Sono ancora sul posto per le operazioni di bonifica, nonché per il supporto ai medici veterinari di Asuit e al personale dell’azienda, circa una decina dei vigili del fuoco che ieri pomeriggio e durante la notte sono intervenuti a Sabbionara di Avio per l’incendio che ha distrutto l’allevamento di tori dell’azienda agricola Monte Stivo, uccidendo centinaia di capi di bestiame che non sono riusciti a lasciare la stalla.
“Un intervento impegnativo, che nelle fasi più intense ha richiesto la presenza di oltre 120 pompieri tra i volontari dei corpi di Avio e buona parte della Vallagarina includendo anche l’Alto Garda unitamente ai permanenti di Trento”, così il presidente della Provincia autonoma di Trento Maurizio Fugatti che ieri sera si è recato per un sopralluogo assieme al presidente della Federazione vigili del fuoco volontari Luigi Maturi e alla comandante del servizio antincendio Ilenia Lazzeri. “Operatori e operatrici – prosegue Fugatti – che ringrazio per la professionalità, lo spirito di collaborazione e la capacità di affrontare una situazione ad alto rischio, come quella ha colpito un’azienda del territorio causando la morte di centinaia di animali. Esprimo inoltre vicinanza ai titolari e ai lavoratori dell’impresa agricola interessata, nella speranza che quanto prima possano riprendere l’attività”.
Ieri la chiamata alla Centrale unica di emergenza è arrivata alle 17.38: sul posto sono giunti i volontari di Avio, Ala, Mori, Brentonico, Rovereto, Trambileno e anche di Arco (in supporto con una “kilolitrica” per il rifornimento delle autobotti), assieme ai permanenti di Trento con autobotte, autoscala e altri mezzi per il rifornimento delle autobotti. Gli stessi volontari sono oggi coadiuvati anche dai colleghi di Villa Lagarina e Calliano.

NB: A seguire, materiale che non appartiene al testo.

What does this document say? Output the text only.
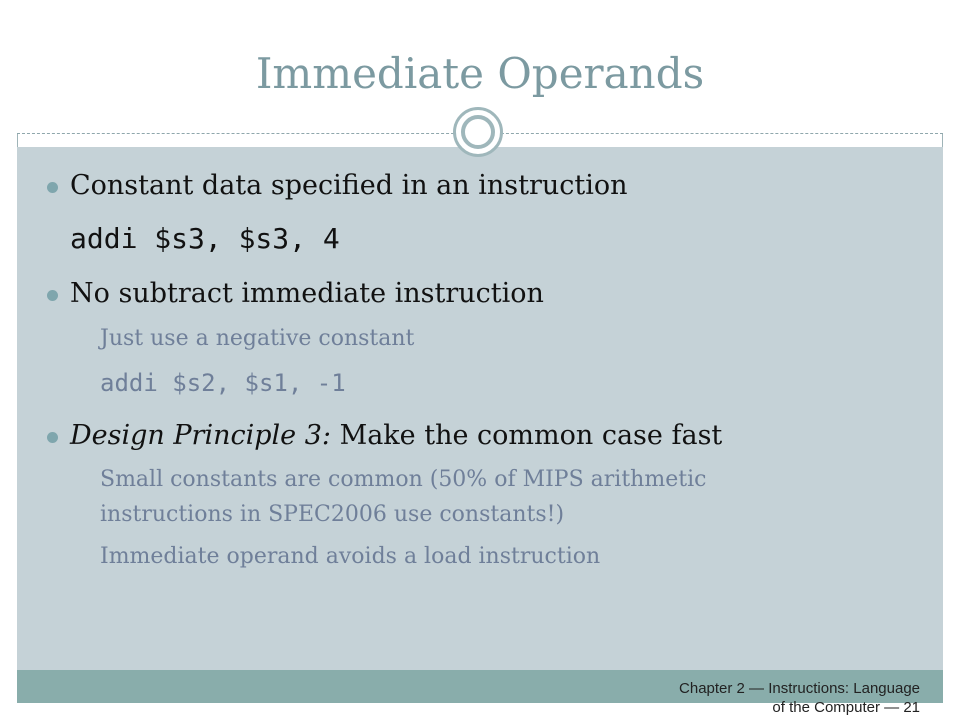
Immediate Operands
Constant data specified in an instruction
addi $s3, $s3, 4
No subtract immediate instruction
Just use a negative constant
addi $s2, $s1, -1
Design Principle 3: Make the common case fast
Small constants are common (50% of MIPS arithmetic
instructions in SPEC2006 use constants!)
Immediate operand avoids a load instruction
Chapter 2 — Instructions: Language
of the Computer — 21
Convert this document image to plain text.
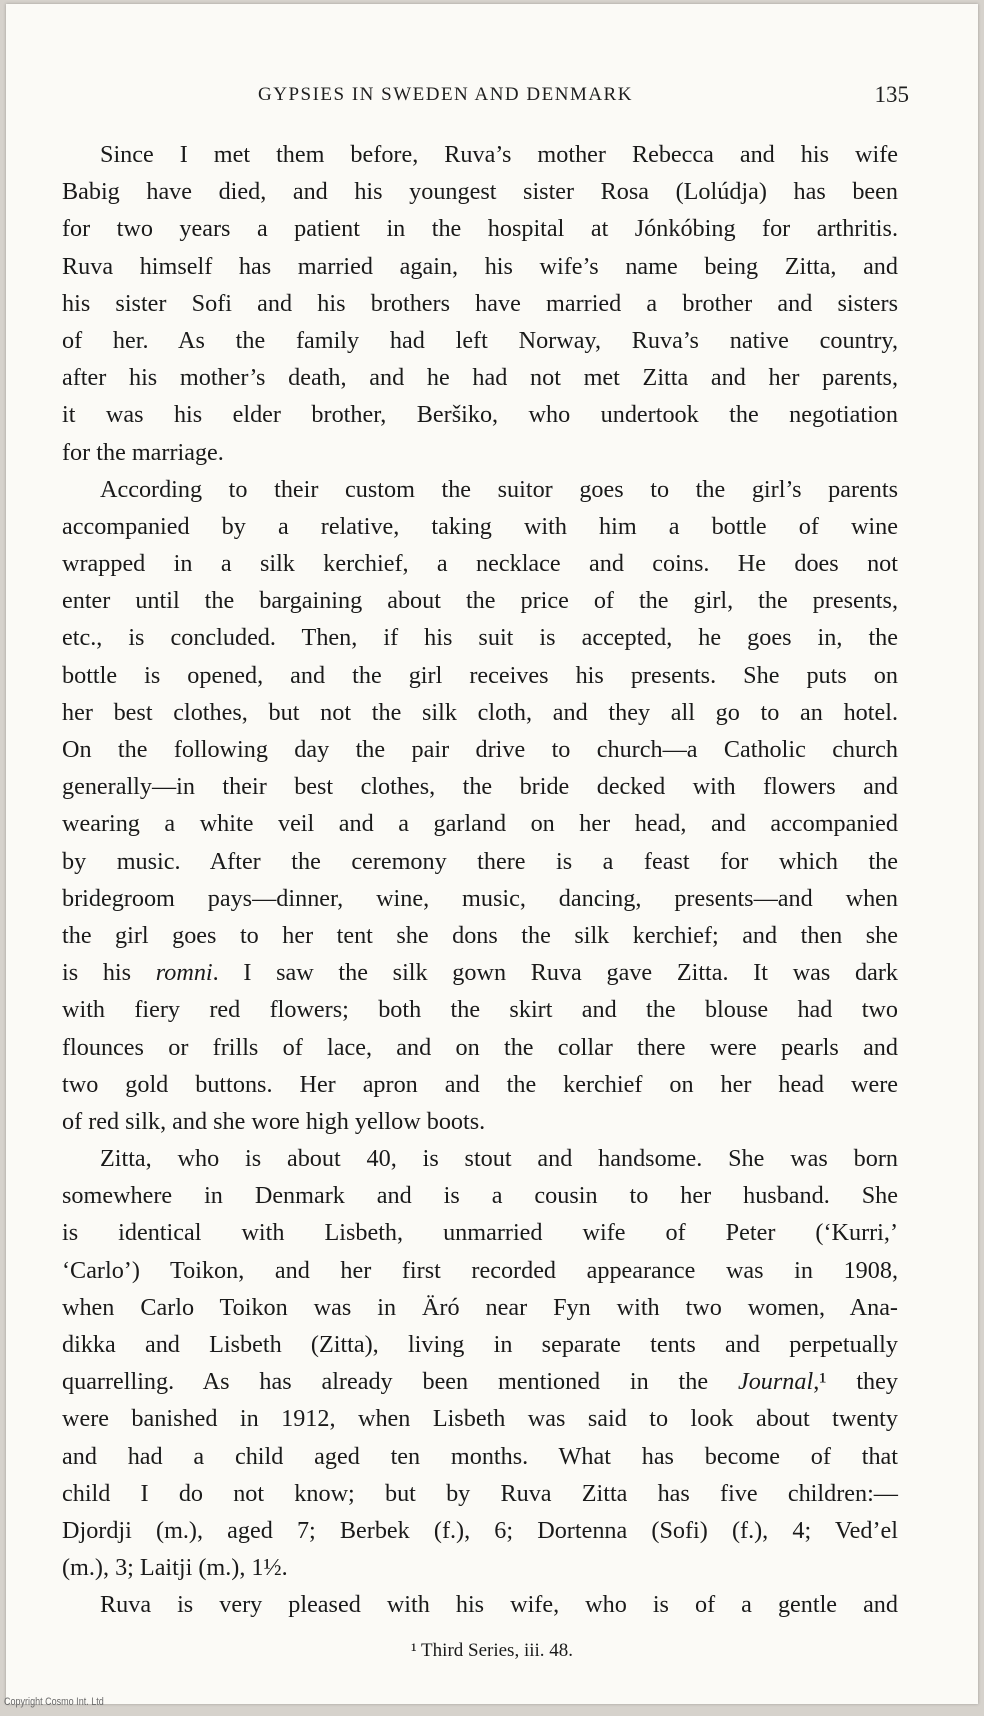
GYPSIES IN SWEDEN AND DENMARK	135
Since I met them before, Ruva’s mother Rebecca and his wife
Babig have died, and his youngest sister Rosa (Lolúdja) has been
for two years a patient in the hospital at Jónkóbing for arthritis.
Ruva himself has married again, his wife’s name being Zitta, and
his sister Sofi and his brothers have married a brother and sisters
of her. As the family had left Norway, Ruva’s native country,
after his mother’s death, and he had not met Zitta and her parents,
it was his elder brother, Beršiko, who undertook the negotiation
for the marriage.
According to their custom the suitor goes to the girl’s parents
accompanied by a relative, taking with him a bottle of wine
wrapped in a silk kerchief, a necklace and coins. He does not
enter until the bargaining about the price of the girl, the presents,
etc., is concluded. Then, if his suit is accepted, he goes in, the
bottle is opened, and the girl receives his presents. She puts on
her best clothes, but not the silk cloth, and they all go to an hotel.
On the following day the pair drive to church—a Catholic church
generally—in their best clothes, the bride decked with flowers and
wearing a white veil and a garland on her head, and accompanied
by music. After the ceremony there is a feast for which the
bridegroom pays—dinner, wine, music, dancing, presents—and when
the girl goes to her tent she dons the silk kerchief; and then she
is his romni. I saw the silk gown Ruva gave Zitta. It was dark
with fiery red flowers; both the skirt and the blouse had two
flounces or frills of lace, and on the collar there were pearls and
two gold buttons. Her apron and the kerchief on her head were
of red silk, and she wore high yellow boots.
Zitta, who is about 40, is stout and handsome. She was born
somewhere in Denmark and is a cousin to her husband. She
is identical with Lisbeth, unmarried wife of Peter (‘Kurri,’
‘Carlo’) Toikon, and her first recorded appearance was in 1908,
when Carlo Toikon was in Äró near Fyn with two women, Ana-
dikka and Lisbeth (Zitta), living in separate tents and perpetually
quarrelling. As has already been mentioned in the Journal,¹ they
were banished in 1912, when Lisbeth was said to look about twenty
and had a child aged ten months. What has become of that
child I do not know; but by Ruva Zitta has five children:—
Djordji (m.), aged 7; Berbek (f.), 6; Dortenna (Sofi) (f.), 4; Ved’el
(m.), 3; Laitji (m.), 1½.
Ruva is very pleased with his wife, who is of a gentle and
¹ Third Series, iii. 48.
Copyright Cosmo Int. Ltd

Tra le complessità affrontate la necessità di garantire l’evacuazione dei fumi per chi operava all’interno del capannone e per gli animali ancora vivi, che è stata assicurata attraverso il camion ventilatore giunto da Trento (mezzo solitamente utilizzato per i fumi in galleria). Garantito, sempre per favorire la sopravvivenza degli animali, anche il ripristino della rete idrica degli abbeveratoi nelle stalle durante le operazioni.
Purtroppo tragico, nonostante gli sforzi e l’attenzione profusa, il bilancio per l’allevamento: su un totale di 800 capi, le perdite hanno raggiunto i 250-300 esemplari, mentre gli altri animali sono stati inviati ad altre strutture per finire il ciclo di allevamento.